Não poderia ser diferente nos Estados Unidos. Os preços ao consumidor subiram mais de 5,4% em 12 meses, impulsionados por alta nos alimentos. Um dos caminhos do Federal Reserve – Fed, o banco central dos EUA – para tentar conter a inflação americana é encerrar gradualmente os estímulos aplicados na maior economia mundial.

Aos poucos, a partir de novembro, o Fed deve reduzir a compra de ativos, como títulos públicos e imobiliários, que têm por objetivo aumentar a liquidez na economia. O valor empregado mensalmente nessa iniciativa é de US$ 120 bilhões. O ritmo de queda previsto é de US$ 15 bilhões ao mês. Seriam oito meses até o encerramento do programa.

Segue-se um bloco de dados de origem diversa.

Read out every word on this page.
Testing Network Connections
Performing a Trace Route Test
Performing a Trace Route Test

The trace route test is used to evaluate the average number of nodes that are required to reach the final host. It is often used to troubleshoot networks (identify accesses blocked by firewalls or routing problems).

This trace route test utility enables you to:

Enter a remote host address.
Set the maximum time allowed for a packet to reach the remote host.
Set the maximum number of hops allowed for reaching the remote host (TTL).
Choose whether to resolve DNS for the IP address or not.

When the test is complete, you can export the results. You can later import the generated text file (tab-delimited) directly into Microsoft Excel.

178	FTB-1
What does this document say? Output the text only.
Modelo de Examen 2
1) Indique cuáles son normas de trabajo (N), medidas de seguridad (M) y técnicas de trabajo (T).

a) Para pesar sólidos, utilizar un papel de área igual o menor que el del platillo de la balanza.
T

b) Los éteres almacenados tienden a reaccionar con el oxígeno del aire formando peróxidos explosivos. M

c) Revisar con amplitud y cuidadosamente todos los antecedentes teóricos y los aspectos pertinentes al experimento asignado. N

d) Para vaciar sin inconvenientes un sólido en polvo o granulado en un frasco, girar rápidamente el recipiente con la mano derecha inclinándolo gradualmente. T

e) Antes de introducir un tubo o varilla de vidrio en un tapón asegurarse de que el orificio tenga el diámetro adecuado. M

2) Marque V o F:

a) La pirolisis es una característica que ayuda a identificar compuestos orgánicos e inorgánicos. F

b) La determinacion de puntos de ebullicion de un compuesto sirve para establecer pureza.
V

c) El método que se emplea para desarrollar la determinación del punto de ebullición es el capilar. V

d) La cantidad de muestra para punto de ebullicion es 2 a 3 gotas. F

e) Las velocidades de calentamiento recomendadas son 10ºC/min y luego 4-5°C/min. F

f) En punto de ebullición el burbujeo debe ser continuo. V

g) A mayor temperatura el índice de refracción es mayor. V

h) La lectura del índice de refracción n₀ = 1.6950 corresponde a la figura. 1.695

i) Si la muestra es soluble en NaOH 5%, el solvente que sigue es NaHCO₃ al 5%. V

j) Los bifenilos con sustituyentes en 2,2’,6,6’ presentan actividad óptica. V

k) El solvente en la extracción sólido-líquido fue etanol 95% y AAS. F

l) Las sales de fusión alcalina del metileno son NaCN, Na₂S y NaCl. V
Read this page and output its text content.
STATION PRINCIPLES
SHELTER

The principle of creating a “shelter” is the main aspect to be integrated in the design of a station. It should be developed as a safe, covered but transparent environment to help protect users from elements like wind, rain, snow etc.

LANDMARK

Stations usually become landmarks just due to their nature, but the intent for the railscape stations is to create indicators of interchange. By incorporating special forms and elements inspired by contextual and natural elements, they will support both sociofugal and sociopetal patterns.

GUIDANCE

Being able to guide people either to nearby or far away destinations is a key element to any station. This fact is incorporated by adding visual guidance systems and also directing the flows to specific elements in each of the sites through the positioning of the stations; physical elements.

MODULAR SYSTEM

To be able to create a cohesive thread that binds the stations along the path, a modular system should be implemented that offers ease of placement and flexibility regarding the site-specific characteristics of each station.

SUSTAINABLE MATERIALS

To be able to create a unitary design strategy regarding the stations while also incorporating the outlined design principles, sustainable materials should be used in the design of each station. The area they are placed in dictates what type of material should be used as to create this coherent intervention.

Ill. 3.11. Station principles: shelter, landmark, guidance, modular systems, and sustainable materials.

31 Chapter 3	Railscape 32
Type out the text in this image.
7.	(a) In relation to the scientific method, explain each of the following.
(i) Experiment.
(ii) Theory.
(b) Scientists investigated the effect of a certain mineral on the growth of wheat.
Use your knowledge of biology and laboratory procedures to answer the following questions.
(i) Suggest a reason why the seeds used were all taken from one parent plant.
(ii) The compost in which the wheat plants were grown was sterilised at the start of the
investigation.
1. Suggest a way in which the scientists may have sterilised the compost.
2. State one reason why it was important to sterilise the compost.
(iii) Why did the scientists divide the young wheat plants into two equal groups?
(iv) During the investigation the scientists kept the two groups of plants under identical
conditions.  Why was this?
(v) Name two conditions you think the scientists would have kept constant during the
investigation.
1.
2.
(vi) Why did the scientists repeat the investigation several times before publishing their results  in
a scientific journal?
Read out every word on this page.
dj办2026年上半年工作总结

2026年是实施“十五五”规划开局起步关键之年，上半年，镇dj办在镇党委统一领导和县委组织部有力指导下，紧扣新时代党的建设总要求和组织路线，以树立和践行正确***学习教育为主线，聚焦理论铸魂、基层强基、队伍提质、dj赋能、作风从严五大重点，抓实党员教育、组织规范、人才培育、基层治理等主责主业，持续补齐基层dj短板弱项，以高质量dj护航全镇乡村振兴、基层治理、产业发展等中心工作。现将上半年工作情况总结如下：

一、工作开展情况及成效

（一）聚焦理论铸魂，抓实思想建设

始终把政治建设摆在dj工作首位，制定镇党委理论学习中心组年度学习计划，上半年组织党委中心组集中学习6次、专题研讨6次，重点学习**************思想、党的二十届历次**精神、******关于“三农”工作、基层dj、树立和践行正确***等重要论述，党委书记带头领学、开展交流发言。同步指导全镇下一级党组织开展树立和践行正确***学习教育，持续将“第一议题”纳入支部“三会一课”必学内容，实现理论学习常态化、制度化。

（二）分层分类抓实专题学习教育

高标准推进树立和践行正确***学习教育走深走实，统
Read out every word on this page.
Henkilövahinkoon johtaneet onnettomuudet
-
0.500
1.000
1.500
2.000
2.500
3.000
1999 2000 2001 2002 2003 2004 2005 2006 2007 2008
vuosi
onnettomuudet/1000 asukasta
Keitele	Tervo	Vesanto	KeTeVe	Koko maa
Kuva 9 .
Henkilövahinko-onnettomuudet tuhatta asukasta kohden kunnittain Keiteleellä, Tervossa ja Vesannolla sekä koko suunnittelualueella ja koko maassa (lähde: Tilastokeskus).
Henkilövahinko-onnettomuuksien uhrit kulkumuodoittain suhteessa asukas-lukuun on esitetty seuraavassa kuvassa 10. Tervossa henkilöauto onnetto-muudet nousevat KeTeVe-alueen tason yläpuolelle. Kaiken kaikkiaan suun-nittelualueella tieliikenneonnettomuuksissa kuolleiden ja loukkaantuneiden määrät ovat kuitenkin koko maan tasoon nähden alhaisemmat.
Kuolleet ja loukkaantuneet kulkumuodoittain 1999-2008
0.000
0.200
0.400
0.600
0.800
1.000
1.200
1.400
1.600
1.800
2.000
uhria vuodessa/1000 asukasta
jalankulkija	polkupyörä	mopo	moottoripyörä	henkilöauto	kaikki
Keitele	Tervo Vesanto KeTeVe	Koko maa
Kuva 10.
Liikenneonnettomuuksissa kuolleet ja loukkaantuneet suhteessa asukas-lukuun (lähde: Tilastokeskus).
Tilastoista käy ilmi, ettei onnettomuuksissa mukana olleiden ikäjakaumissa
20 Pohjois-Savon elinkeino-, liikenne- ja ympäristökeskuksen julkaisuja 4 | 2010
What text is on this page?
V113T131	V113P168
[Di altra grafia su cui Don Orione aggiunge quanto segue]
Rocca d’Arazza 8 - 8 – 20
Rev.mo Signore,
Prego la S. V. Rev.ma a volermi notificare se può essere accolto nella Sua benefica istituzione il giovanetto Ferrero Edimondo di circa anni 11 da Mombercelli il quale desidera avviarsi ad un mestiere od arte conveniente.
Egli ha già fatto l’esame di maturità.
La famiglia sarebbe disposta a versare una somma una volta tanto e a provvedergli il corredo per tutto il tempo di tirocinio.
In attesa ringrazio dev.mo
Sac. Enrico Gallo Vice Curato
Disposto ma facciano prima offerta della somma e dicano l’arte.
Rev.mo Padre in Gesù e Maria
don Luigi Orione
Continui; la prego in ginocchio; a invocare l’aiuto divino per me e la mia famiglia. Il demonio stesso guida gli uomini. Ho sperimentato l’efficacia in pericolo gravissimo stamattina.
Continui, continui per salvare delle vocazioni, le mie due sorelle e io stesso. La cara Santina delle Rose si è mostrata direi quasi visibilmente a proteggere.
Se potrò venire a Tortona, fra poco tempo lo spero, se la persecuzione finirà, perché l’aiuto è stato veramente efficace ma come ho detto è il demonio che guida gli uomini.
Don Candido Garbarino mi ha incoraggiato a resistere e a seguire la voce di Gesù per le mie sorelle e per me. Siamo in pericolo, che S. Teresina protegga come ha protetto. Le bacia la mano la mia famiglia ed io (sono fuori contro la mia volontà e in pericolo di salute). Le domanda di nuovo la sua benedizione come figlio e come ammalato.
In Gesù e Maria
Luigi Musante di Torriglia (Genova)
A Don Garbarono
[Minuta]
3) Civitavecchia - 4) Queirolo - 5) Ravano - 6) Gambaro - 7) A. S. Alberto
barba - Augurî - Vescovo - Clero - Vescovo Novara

O próximo passo seria o aumento na taxa básica de juros dos EUA, que atualmente está na faixa de 0% a 0,25% ao ano. Serão elevações suaves, segundo os analistas ouvidos pela Gazeta do Povo.

O economista do Santander acredita que as altas só iniciem em 2023. O comitê que discute as mudanças deve sofrer alterações. E esse cenário deve deixar o dólar mais forte, criando mais pressões sobre a economia brasileira.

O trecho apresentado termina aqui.